Nailed to the Ground.
A call to worship.
Themes
Faithfulness • Provision • Hope • Public witness • Pledge of the future • Sorrow and hardship • God sees to it • History and future • Jesus as fulfillment • The Father’s “Yes!” • Trust • Signs • Solid ground
God takes a field, a cave; He takes boundary lines, witnesses, silver; He takes things like negotiations and contracts and purchases, and He makes our hope tangible in them.
Scripture reading
Genesis 23
This call to worship1 invites us to trust a God who doesn’t just make promises. He nails them to the ground where we live. It points our eyes to the cross and the empty tomb and says: hope isn’t vague; it’s signed, witnessed, and made tangible in Jesus.
In Genesis 23, we read how Abraham handles the death of his wife Sarah. “I am a sojourner and a foreigner among you; give me property among you for a burying place…” Abraham weighed out to Ephron the silver… and the field of Machpelah… with the cave that was in it, and all the trees within its boundaries, was made over to Abraham as a possession in the presence of the Hittites, at the gate of the city. After this, Abraham buried Sarah his wife… The field and the cave that is in it were made over to Abraham as property for a burying place.
Prayer
Father in heaven, You are not somewhere out there, speaking an occasional word from a distance hoping that we hear, that we understand, that we’re able to grasp it.
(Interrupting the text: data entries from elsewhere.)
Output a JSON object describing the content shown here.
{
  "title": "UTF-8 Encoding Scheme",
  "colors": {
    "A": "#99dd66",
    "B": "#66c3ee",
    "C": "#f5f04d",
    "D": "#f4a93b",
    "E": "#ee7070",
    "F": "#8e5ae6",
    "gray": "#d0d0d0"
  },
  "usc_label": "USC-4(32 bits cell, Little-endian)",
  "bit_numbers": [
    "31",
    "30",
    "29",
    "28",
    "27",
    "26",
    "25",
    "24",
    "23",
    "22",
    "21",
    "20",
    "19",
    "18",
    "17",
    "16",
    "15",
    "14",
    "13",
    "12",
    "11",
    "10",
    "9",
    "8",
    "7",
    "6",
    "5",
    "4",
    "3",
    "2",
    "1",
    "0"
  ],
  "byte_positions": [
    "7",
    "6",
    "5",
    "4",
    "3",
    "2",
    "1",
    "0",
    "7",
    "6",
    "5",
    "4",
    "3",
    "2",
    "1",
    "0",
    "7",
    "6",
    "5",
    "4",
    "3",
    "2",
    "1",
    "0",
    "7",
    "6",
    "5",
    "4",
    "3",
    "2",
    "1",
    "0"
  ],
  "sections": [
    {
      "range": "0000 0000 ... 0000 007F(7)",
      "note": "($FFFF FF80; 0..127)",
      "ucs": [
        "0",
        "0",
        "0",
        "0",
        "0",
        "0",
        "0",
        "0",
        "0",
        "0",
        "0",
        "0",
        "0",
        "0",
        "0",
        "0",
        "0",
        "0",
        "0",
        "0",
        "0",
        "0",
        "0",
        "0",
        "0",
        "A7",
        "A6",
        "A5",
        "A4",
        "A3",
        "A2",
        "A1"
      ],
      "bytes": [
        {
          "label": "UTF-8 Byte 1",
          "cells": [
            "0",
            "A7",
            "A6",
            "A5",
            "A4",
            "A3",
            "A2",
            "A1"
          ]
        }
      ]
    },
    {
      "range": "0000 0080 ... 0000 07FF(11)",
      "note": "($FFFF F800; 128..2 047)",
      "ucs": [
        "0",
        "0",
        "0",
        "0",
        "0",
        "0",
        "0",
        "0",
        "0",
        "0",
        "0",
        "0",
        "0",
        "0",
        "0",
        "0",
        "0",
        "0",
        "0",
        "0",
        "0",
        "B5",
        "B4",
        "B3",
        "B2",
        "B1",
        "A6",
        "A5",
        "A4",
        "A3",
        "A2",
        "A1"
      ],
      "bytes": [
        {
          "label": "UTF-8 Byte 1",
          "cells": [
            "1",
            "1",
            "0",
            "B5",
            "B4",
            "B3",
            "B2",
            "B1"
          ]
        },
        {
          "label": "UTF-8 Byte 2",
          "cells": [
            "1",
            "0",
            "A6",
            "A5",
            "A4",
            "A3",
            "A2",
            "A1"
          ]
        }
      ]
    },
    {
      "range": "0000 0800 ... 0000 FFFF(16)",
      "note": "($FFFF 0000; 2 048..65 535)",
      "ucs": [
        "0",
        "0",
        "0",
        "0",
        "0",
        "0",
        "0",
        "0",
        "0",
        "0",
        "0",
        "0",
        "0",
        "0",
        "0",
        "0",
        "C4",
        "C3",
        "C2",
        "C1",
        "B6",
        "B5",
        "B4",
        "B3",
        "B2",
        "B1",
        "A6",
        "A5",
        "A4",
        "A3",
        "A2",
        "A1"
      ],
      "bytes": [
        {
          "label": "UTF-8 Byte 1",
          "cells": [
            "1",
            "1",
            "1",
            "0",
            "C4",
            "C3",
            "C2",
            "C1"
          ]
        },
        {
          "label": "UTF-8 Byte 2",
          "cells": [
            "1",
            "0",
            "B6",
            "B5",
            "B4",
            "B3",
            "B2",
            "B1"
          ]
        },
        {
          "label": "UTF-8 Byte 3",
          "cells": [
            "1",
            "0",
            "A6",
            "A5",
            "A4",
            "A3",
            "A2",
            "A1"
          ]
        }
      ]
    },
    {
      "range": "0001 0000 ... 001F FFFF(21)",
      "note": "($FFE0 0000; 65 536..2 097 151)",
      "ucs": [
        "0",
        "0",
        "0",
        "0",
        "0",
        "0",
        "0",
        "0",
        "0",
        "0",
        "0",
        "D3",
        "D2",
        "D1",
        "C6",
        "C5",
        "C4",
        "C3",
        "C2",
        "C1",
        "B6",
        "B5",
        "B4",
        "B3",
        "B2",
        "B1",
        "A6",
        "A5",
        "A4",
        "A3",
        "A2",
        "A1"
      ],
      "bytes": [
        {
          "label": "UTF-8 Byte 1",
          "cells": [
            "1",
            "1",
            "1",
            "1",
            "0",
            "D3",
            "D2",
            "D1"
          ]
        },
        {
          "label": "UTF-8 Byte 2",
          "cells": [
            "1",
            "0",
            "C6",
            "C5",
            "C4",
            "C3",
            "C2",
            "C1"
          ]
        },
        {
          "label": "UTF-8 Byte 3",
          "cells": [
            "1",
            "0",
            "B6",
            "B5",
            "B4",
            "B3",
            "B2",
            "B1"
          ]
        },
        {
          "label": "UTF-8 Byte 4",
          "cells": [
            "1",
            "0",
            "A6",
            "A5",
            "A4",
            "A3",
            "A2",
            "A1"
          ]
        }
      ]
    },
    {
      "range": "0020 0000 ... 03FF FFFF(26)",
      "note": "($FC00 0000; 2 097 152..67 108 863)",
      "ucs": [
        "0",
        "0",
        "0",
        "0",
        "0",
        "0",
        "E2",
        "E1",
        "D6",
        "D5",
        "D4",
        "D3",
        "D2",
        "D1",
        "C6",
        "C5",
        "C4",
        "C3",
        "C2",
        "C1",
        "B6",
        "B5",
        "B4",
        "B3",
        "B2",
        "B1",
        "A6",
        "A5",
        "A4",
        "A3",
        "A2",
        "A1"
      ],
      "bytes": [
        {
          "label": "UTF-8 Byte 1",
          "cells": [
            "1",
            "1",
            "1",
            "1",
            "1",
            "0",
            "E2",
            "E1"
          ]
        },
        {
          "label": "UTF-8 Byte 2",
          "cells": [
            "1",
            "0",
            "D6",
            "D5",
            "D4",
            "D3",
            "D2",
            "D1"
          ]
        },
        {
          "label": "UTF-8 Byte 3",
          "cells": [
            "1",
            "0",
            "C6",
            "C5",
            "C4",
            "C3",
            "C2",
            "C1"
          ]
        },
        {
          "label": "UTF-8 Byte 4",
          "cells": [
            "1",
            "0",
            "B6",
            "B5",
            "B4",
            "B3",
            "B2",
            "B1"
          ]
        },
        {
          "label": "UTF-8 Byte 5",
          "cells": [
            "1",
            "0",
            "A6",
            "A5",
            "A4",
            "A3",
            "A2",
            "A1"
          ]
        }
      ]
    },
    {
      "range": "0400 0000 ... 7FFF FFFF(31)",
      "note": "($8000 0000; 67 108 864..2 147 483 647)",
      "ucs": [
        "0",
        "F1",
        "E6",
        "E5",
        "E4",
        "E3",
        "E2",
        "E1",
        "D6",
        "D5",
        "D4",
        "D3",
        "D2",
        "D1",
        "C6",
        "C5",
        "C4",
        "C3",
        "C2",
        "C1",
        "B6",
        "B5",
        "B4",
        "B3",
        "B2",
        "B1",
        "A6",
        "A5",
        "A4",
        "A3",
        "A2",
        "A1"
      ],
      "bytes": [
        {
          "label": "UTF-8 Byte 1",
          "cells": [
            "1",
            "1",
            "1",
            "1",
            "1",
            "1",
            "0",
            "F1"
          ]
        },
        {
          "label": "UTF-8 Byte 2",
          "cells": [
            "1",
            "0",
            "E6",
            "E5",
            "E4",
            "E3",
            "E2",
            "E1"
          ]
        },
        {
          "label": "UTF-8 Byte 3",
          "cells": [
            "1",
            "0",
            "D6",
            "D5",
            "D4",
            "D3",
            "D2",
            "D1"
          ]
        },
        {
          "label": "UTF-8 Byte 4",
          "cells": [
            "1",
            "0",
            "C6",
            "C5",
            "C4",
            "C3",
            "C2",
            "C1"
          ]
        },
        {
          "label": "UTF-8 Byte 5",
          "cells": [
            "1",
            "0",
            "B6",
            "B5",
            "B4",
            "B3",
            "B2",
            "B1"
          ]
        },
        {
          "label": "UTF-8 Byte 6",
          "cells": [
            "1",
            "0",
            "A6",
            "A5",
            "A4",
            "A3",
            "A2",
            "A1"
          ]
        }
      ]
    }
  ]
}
No! You fasten Your promises to the ground— not metaphorically. not symbolically. You take a field, a cave, You take boundary lines, witnesses, silver, You take things like negotiations and contracts and purchases and You make our hope tangible in them. You teach us that Your faithfulness isn’t something that hovers above us. It isn’t an abstract concept that we gotta try to understand. Instead Your faithfulness enters our physical realities, it signs contracts, it secures our history and our future. And so we worship You as the God who “sees to it,” the Lord whose providence and whose provision is not vague or conceptual but verifiable, who turns physical places —even places of sorrow and hardship— into a pledge of the future. In these places You show us Yourself. You are the God who keeps His covenant in public, not just in our private prayer time. You are the God who plants the first stake of the promised land even while Your people sojourn. Lord Jesus Christ, You are the fullness toward which every promise points. You are the Promise Made Flesh. You are the Future Standing Among Us. In Your hands, our graves are not the end; in Your name, the Father’s “Yes!” is unbreakable. Let the firm physical realities of Your promises, of Your covenant with us, steady our trust. Right now. Not in ourselves, but in the God who binds Himself to us, and has done so forever! Holy Spirit, gather our scattered minds and quiet our hearts. Keep us from making up our own signs to prove that You’re really with us. Turn our eyes to what You have already set in place— Your promise nailed down in real deeds, witnessed in public, paid in full; and, above all, turn our eyes to the cross and to the empty tomb. Teach us to live from that solid ground. We come to praise You, O Lord: the God who promises, the God who secures, the God who will bring all things to their fulfillment. Amen.
This call to worship was given to the small assembly of Christians who gathered at Pathway Church in Beaverdam, Michigan, on Sunday, November 2, 2025.